Emma gives just enough here to make it interesting, just enough to spin off quotes that can be covered on the blogs – the way I’m covering it here – without risking one major headline that would obscure the point, the point being that there’s a trophy at the end of this ride. She tells a story about being at a party at Paris Hilton’s house and walking in on someone vomiting into a closet. She acknowledges that she is indeed single now after ending her four year relationship with Andrew Garfield, “Someone I still love very much”. My favourite part, however, is when she talks about gender pay equality and catches herself using the kind of language that betrays the way we’ve been conditioned to think:
“We should all be treated fairly and paid fairly. I’ve been lucky enough to have equal pay to my male costars.” She stops herself. “Not ‘lucky.’ I’ve had pay equal to my male costars in the past few films. But our industry ebbs and flows in a way that’s like, ‘How much are you bringing into the box office?’ ‘How much are you the draw or is the other person the draw?’ I felt uncomfortable talking to my agent or lawyer about it because I was like, ‘Do people want to see me as much as they want to see Steve Carell?’ It’s a weird conversation to have because it’s trying to see oneself from the outside.

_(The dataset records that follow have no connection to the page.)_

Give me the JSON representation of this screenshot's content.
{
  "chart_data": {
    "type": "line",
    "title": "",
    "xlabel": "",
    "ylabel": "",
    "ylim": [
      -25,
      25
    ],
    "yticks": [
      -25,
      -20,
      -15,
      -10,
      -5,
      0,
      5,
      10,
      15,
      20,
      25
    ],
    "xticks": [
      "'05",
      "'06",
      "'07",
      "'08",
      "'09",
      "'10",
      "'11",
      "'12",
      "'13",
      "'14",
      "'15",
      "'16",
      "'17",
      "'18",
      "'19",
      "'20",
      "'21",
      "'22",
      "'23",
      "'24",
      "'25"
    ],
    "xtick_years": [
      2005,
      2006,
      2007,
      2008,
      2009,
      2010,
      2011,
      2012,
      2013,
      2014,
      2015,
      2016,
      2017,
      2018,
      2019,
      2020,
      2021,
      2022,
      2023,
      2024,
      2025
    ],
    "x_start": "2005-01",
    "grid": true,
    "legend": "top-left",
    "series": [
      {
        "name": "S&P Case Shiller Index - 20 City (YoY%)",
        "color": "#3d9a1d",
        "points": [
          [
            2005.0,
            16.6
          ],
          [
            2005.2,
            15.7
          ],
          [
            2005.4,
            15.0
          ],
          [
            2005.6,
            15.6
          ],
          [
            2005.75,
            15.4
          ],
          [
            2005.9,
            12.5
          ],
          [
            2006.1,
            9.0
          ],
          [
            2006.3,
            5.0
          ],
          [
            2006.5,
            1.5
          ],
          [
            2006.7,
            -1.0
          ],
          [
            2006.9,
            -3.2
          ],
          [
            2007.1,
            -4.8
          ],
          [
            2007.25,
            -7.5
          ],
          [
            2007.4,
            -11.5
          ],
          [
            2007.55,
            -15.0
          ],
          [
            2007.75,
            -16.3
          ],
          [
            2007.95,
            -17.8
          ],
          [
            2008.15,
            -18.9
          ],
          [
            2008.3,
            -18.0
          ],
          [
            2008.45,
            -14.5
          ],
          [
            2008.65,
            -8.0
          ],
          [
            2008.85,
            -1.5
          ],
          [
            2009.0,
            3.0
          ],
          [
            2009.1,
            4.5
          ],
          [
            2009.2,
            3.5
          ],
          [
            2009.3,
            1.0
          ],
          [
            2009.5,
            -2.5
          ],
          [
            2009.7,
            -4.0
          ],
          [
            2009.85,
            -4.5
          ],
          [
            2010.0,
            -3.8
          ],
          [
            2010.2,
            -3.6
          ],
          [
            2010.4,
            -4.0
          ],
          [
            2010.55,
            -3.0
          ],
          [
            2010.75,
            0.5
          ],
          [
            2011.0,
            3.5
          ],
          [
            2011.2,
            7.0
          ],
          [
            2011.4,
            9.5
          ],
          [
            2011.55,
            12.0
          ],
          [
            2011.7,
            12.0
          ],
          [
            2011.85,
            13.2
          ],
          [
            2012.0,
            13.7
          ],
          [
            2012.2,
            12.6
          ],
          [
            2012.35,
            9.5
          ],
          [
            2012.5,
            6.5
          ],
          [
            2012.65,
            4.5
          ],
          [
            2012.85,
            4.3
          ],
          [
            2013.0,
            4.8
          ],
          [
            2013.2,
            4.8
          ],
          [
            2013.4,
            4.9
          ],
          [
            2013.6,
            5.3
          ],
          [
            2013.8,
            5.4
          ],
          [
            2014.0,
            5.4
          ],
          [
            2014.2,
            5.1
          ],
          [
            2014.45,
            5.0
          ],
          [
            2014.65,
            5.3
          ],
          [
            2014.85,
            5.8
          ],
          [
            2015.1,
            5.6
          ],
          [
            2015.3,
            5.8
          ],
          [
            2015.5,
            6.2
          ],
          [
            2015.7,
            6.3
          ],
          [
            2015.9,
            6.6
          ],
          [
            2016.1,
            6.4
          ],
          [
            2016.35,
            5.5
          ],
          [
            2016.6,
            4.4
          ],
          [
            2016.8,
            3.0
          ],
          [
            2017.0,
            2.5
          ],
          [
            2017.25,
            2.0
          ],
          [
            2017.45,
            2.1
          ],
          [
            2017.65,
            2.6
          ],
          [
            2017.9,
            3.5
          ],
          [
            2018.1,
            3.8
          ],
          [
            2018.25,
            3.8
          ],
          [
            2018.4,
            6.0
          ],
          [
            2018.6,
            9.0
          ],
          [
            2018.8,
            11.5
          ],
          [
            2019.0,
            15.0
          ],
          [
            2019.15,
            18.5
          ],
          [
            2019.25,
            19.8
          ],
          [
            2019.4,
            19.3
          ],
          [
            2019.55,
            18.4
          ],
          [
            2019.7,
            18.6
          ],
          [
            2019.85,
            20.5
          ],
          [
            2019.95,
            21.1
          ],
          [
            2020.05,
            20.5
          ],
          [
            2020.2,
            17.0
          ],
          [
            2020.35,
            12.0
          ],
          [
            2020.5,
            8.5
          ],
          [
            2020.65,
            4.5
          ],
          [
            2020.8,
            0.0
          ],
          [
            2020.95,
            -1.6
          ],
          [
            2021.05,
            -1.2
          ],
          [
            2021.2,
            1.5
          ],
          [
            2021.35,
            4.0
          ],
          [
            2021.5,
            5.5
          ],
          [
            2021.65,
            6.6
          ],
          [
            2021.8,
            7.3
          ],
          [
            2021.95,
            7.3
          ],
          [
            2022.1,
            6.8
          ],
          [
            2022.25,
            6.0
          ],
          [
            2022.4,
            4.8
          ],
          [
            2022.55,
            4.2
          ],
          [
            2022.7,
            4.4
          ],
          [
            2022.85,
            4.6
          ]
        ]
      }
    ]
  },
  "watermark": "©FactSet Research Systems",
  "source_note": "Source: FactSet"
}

It’s automatic, isn’t it? To describe equality as a fortunate circumstance as opposed to a standard? And then to question the expectation of equality based on comparison? Oh wait. If I ask for what I think I deserve, will people think that I think that I’m as good as X, or Y? And if they do, will they then think I’m full of myself? That is the ongoing indignity of existing for so long in second class. Not only do you have to fight to get a seat in first class, you spend the entire time there doubting whether or not you belong.